Barangkali kaderisasi juga layak menjadi perhatian bersama. Organisasi yang sehat tidak hanya memikirkan siapa yang memimpin hari ini, tetapi juga siapa yang sedang dipersiapkan untuk memimpin esok hari. Regenerasi bukanlah tanda bahwa kader senior telah selesai berkhidmat, melainkan bukti bahwa Persyarikatan sedang menyiapkan perjalanan yang lebih panjang.

Semua ikhtiar tersebut pada akhirnya bermuara pada satu hal yang sederhana, tetapi tidak selalu mudah dilakukan, yakni keteladanan. Budaya organisasi sering kali tumbuh bukan karena banyaknya aturan yang dibuat, melainkan karena apa yang setiap hari dicontohkan oleh para pemimpinnya. Mungkin inilah makna ibda’ binafsik dalam kehidupan organisasi. 

Maka ketika muncul pertanyaan, “Membangun AUM dan PCM yang unggul, dimulai dari mana?” barangkali jawabannya tidak selalu berada di luar diri kita.
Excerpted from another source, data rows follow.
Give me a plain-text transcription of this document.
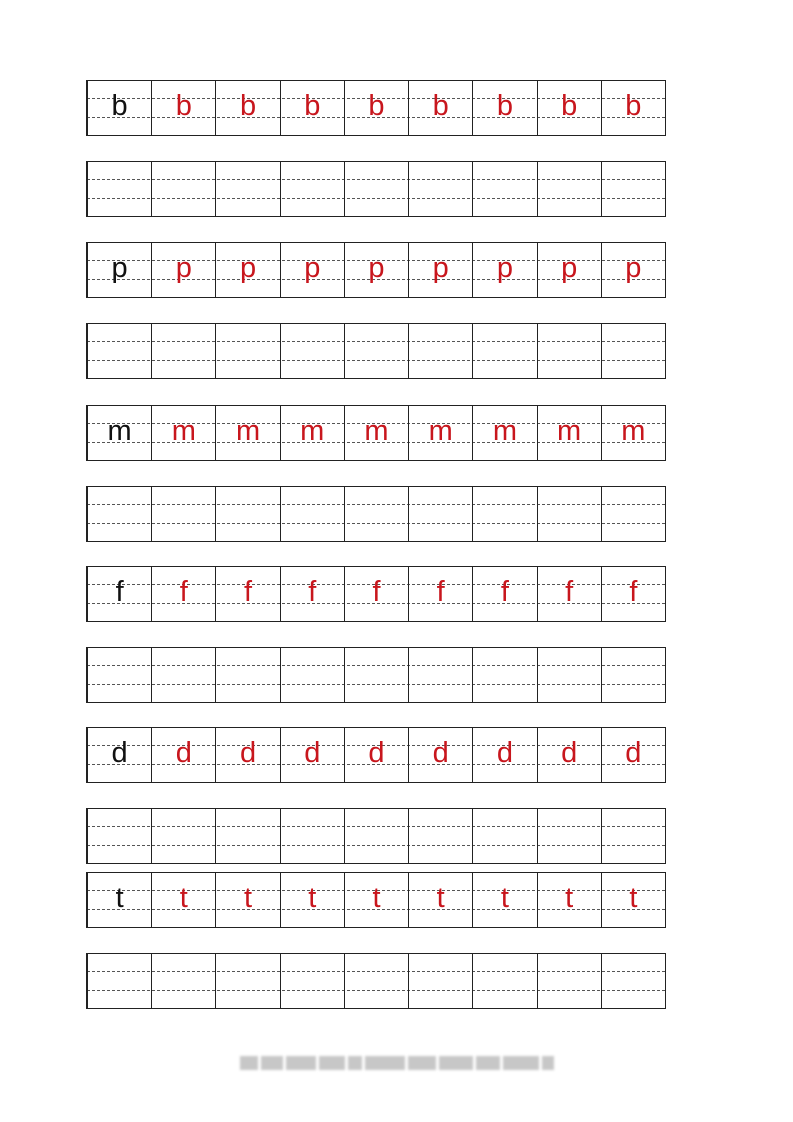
b	b	b	b	b	b	b	b	b
p	p	p	p	p	p	p	p	p
m	m	m	m	m	m	m	m	m
f	f	f	f	f	f	f	f	f
d	d	d	d	d	d	d	d	d
t	t	t	t	t	t	t	t	t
Bisa jadi, ia justru dimulai dari keberanian setiap pengurus untuk terus memperbaiki diri, memperkuat kebersamaan, dan memastikan bahwa kepentingan Persyarikatan selalu berada di atas kepentingan pribadi.

Sebab Muhammadiyah sejak awal dibangun bukan hanya oleh orang-orang yang cerdas, tetapi oleh orang-orang yang bersedia terus belajar, saling menguatkan, dan berjalan bersama dalam satu tujuan dakwah. Mungkin semangat itulah yang perlu terus kita rawat, agar PCM semakin bertumbuh dan AUM berkembang sebagai buah dari kepemimpinan yang meneduhkan.